Dass eine Chomsky-Rezeption nicht immer einfach ist, bewies unfreiwillig auch die Laudatio von Peter Zudeick bei der Preisverleihung, als dieser meinte, Noam habe zu den Terroranschlägen auf das World Trade Center gesagt, dass die Anschläge quasi eine natürliche Reaktion auf die Außenpolitik der USA darstellen und dass er, Peter Zudeick, bei aller Wertschätzung Chomskys soweit nicht mitgehen könnte.
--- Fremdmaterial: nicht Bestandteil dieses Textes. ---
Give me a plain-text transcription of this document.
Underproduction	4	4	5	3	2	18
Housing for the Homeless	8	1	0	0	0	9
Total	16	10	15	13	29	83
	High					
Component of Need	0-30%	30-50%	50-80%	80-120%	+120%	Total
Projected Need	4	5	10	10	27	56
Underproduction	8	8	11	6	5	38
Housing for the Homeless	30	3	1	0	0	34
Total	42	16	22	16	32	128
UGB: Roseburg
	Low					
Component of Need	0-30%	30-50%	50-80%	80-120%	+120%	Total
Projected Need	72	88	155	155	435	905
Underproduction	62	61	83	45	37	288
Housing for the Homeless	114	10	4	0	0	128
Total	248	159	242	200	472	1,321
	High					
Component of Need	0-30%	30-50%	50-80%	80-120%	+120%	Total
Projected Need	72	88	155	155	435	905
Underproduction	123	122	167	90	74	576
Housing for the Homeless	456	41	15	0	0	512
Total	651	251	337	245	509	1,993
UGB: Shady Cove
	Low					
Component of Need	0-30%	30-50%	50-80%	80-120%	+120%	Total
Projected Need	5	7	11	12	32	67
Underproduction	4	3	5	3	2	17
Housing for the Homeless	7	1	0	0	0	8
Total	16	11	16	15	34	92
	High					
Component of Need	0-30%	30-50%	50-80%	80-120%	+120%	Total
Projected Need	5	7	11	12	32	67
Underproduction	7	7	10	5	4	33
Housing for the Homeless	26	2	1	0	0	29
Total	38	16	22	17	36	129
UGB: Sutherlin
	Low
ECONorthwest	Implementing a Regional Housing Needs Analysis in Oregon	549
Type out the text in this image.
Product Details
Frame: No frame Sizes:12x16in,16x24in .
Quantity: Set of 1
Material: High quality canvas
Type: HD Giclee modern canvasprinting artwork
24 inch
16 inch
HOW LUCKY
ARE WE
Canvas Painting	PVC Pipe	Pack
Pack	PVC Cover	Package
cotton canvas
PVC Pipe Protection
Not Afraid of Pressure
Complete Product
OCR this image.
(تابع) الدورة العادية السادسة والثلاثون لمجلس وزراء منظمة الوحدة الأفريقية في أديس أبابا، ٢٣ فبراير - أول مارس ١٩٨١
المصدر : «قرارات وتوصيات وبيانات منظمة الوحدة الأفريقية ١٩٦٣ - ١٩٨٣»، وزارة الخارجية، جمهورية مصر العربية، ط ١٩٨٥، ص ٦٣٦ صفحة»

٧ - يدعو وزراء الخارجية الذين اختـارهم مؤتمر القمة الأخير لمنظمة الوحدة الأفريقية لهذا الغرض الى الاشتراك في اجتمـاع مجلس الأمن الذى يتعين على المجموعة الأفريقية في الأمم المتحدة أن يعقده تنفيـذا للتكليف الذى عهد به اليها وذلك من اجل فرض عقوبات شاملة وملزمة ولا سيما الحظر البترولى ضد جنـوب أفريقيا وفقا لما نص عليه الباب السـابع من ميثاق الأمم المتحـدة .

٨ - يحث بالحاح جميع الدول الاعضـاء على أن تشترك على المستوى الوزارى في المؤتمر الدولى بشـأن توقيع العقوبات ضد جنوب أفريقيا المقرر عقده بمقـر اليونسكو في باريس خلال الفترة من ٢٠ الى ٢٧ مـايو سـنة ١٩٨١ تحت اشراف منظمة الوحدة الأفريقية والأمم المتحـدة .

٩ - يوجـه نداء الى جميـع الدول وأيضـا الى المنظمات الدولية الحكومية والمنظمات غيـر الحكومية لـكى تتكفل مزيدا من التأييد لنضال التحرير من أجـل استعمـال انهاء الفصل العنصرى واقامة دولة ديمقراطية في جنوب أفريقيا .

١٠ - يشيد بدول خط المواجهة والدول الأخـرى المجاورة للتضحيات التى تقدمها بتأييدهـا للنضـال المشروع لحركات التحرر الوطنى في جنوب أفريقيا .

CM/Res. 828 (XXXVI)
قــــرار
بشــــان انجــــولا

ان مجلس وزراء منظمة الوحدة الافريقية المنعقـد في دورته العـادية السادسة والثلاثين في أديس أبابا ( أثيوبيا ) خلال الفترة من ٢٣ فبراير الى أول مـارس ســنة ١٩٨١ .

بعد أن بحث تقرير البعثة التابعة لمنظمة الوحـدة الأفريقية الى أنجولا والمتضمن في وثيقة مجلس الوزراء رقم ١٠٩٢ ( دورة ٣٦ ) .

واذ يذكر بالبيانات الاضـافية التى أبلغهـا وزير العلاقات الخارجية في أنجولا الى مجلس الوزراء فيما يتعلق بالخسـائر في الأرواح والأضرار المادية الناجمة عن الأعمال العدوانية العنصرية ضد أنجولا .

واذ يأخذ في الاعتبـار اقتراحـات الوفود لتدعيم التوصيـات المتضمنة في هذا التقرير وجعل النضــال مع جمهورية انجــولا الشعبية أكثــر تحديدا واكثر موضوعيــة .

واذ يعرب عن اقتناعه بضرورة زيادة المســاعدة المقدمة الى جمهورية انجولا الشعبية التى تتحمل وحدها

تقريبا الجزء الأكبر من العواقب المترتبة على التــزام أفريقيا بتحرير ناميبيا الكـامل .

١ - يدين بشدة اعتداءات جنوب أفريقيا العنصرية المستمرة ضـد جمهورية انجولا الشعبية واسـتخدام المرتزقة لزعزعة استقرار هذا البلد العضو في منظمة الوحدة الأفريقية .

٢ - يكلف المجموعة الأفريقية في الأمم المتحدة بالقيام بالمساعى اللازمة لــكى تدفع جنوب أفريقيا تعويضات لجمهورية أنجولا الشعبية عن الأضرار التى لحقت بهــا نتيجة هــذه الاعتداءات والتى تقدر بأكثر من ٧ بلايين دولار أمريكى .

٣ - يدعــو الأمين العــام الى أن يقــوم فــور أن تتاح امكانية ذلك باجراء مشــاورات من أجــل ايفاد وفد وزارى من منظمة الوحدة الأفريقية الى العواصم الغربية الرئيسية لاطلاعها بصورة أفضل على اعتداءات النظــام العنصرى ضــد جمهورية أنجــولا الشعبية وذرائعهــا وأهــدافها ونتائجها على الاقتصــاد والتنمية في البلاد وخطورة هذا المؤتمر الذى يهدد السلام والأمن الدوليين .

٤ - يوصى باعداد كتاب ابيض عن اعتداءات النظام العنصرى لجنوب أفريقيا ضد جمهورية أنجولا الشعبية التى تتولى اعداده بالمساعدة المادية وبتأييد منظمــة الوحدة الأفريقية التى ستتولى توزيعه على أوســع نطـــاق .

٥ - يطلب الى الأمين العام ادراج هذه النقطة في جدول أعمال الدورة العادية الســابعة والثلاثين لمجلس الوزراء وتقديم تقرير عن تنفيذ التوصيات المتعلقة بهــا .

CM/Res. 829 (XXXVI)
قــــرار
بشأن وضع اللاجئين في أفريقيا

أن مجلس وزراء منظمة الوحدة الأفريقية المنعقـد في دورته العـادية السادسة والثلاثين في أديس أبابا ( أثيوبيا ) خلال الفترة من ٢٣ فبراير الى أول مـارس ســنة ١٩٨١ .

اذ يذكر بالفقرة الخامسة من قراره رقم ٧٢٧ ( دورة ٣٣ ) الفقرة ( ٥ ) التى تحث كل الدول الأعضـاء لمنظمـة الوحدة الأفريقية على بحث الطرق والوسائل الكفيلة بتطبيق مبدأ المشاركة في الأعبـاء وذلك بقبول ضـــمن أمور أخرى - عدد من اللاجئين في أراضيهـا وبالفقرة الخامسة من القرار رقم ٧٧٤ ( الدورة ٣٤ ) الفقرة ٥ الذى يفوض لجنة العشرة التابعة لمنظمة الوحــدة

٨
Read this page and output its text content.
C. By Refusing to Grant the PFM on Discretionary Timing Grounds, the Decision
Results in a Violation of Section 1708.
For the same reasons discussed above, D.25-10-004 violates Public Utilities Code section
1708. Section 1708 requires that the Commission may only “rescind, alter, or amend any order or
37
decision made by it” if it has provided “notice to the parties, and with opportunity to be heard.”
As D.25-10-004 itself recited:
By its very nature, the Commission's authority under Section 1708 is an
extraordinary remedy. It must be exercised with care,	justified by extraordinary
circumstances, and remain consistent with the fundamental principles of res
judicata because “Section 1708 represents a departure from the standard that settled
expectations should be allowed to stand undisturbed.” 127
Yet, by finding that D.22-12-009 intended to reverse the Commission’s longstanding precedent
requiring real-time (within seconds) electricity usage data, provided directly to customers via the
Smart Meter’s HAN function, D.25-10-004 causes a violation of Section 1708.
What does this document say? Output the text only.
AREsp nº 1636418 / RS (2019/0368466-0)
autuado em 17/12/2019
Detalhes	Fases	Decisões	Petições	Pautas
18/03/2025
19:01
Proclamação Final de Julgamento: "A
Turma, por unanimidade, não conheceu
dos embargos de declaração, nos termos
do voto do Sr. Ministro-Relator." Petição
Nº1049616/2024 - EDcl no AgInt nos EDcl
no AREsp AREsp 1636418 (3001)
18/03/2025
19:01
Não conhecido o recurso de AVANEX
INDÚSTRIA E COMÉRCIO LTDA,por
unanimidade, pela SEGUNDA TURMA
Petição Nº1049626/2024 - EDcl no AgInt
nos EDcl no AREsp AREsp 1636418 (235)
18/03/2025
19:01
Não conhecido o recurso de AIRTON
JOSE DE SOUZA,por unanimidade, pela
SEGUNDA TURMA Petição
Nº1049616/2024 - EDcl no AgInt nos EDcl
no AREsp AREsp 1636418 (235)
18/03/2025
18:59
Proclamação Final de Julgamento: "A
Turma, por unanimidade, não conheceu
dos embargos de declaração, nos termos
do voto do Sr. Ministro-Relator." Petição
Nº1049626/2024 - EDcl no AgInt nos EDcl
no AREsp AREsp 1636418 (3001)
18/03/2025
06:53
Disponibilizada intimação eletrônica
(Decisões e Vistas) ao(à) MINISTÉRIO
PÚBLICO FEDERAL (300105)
Das Problem dabei ist nur, dass Chomsky so ein kurzgegriffe­nes Statement nie abgegeben hat, so dass Zudeick, ohne es zu wollen, bekannten Vorverurteilungen Vorschub leistete.

Chomsky hat in seiner Analyse immer den weit größeren Zusammenhang dargestellt, der sich mit der CIA-Ausbildung von Widerstandsgruppen á la Osama bin Ladens gegen die Sowjetbesatzung Afghanistans beschäftigte, die sich nach Erfüllung dieser Aufgabe gegen die „ungläubigen" Unterstützer gewendet haben; doch damit nicht genug, hat er in seinen Stellungnahmen nach dem 11.09. die koloniale Geschichte und die Fortführung dieser Herrschaftsansprüche bis heute problematisiert und deshalb vor einer Eskalation der Gewaltspirale gewarnt, nicht mehr und nicht weniger.

„Terrorismus - die Plage der Neuzeit"

In seiner Stuttgarter Rede ging es Chomsky erneut um diesen großen Zusammenhang, aufgehängt am Ronald Reagan-Zitat „die böse Geisel des Terrorismus, die Plage der Neuzeit" ließ Noam Chomsky die 20-jährige Geschichte des Staatsterroris­mus bis zu G.W. Bushs „Krieg gegen den Terror" Revue passieren.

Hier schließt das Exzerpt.